— Day 19: Not Enough Minerals —
Part One
robot可以采集资源,制作robot需要资源,设计最佳的策略让采集的资源最多
Blueprint 1:
Each ore robot costs 4 ore.
Each clay robot costs 2 ore.
Each obsidian robot costs 3 ore and 14 clay.
Each geode robot costs 2 ore and 7 obsidian.
问题分析
robot可以采集资源,但是同样消耗资源。很多SLG游戏就是类似的玩法,比如红警、星际等。如果前期优先采集资源,那么后期资源充足,但是没有足够的兵力;如果前期资源优先投入在兵力上,后期兵力生产效率就会降低。
Day 16,问题与本文中的问题比较相似,都是找出一定的排列,从而让某个目标最大。但是还是有一定的差异的,Day 16的问题,是找出一条路径途径每个节点,且每个节点只会经过一次。而这里,在24分钟的限制内,需要决定在哪一分钟建造哪种robot,或者不做任何建造。
每一分钟,就会有5种选择,build ore / build clay / build obsidian / build geode / no build。5的24次方,数量级无法想象。因此,需要针对可能的路径做裁剪,裁剪方式有如下几种:
- 如果上一分钟没有建造robot,那么只可能是为了积累资源建造更贵的robot。比如ore robot需要4个ore,因此当前有两个ore时,可以选择clay robot,但是也可以选择不造,积累ore。如果上一轮的资源足够建造clay robot,那么这一轮也必要造了,因为故意推迟一轮,最后的资源肯定是要少的。
- 如果当前资源足够建造最贵的robot,那么要尽快建造出来,积累资源而不转化为生产效率,无疑是愚蠢的。最终的目标是geode最多,其他的资源再多也没有用。
- 如果当前某种类型的robot,已经足够产生该类型最贵的资源,那么就没有必要继续建造robot了,因此每一轮产生的资源足够消耗了。
路径裁剪
用RCBG,分别代表建造ore/clay/obsidian/geode类型的robot,N代表不建造任何robot,每一轮最多会膨胀5倍。

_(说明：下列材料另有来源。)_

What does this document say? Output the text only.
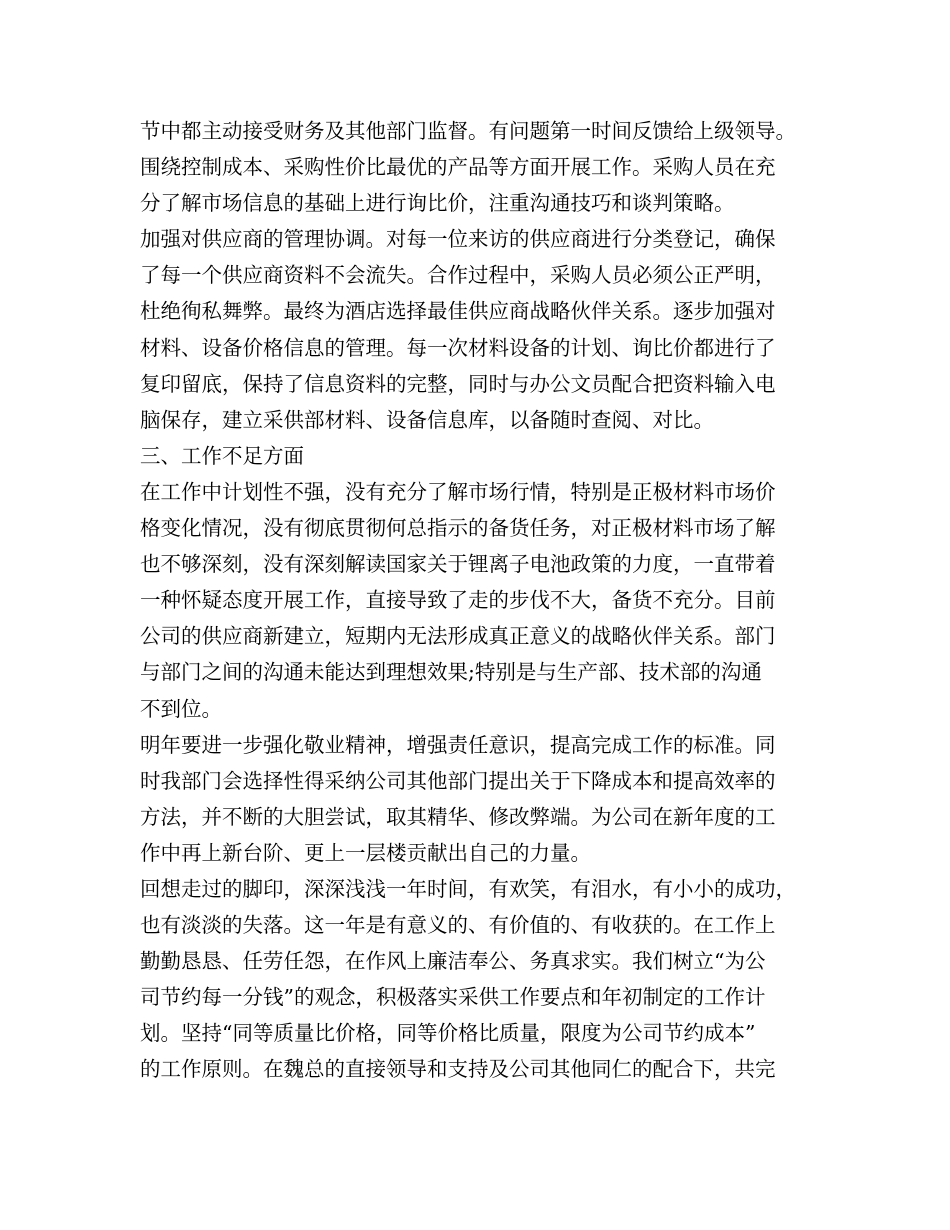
节中都主动接受财务及其他部门监督。有问题第一时间反馈给上级领导。
围绕控制成本、采购性价比最优的产品等方面开展工作。采购人员在充
分了解市场信息的基础上进行询比价，注重沟通技巧和谈判策略。
加强对供应商的管理协调。对每一位来访的供应商进行分类登记，确保
了每一个供应商资料不会流失。合作过程中，采购人员必须公正严明，
杜绝徇私舞弊。最终为酒店选择最佳供应商战略伙伴关系。逐步加强对
材料、设备价格信息的管理。每一次材料设备的计划、询比价都进行了
复印留底，保持了信息资料的完整，同时与办公文员配合把资料输入电
脑保存，建立采供部材料、设备信息库，以备随时查阅、对比。
三、工作不足方面
在工作中计划性不强，没有充分了解市场行情，特别是正极材料市场价
格变化情况，没有彻底贯彻何总指示的备货任务，对正极材料市场了解
也不够深刻，没有深刻解读国家关于锂离子电池政策的力度，一直带着
一种怀疑态度开展工作，直接导致了走的步伐不大，备货不充分。目前
公司的供应商新建立，短期内无法形成真正意义的战略伙伴关系。部门
与部门之间的沟通未能达到理想效果;特别是与生产部、技术部的沟通
不到位。
明年要进一步强化敬业精神，增强责任意识，提高完成工作的标准。同
时我部门会选择性得采纳公司其他部门提出关于下降成本和提高效率的
方法，并不断的大胆尝试，取其精华、修改弊端。为公司在新年度的工
作中再上新台阶、更上一层楼贡献出自己的力量。
回想走过的脚印，深深浅浅一年时间，有欢笑，有泪水，有小小的成功，
也有淡淡的失落。这一年是有意义的、有价值的、有收获的。在工作上
勤勤恳恳、任劳任怨，在作风上廉洁奉公、务真求实。我们树立“为公
司节约每一分钱”的观念，积极落实采供工作要点和年初制定的工作计
划。坚持“同等质量比价格，同等价格比质量，限度为公司节约成本”
的工作原则。在魏总的直接领导和支持及公司其他同仁的配合下，共完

同时,计算出每一轮最多需要的资源数
WITH recursive origin AS (
SELECT rtrim(split_part(line, ' ', 2), ':') :: INTEGER as blueprint,
split_part(line, ' ', 7) :: INTEGER as ore_robot_ore,
split_part(line, ' ', 13) :: INTEGER as clay_robot_ore,
split_part(line, ' ', 19) :: INTEGER as obsidian_robot_ore,
split_part(line, ' ', 22) :: INTEGER as obsidian_robot_clay,
split_part(line, ' ', 28) :: INTEGER as geode_robot_ore,
split_part(line, ' ', 31) :: INTEGER as geode_robot_obsidian
FROM lance_input
), possible_actions AS (
SELECT regexp_split_to_table('RCBGN', '') as action
)
greatest(ore_robot_ore, clay_robot_ore, obsidian_robot_ore, geode_robot_ore) as max_need_ore,
obsidian_robot_clay as max_need_clay,
geode_robot_obsidian as max_need_obsidian,
下面就会去实现三种裁剪方式
- 上一轮不造,这一轮也不去造了
WHEN y.action = 'R' THEN minerals[1] >= ore_robot_ore
AND NOT (last_action = 'N' AND last_minerals[1] >= ore_robot_ore)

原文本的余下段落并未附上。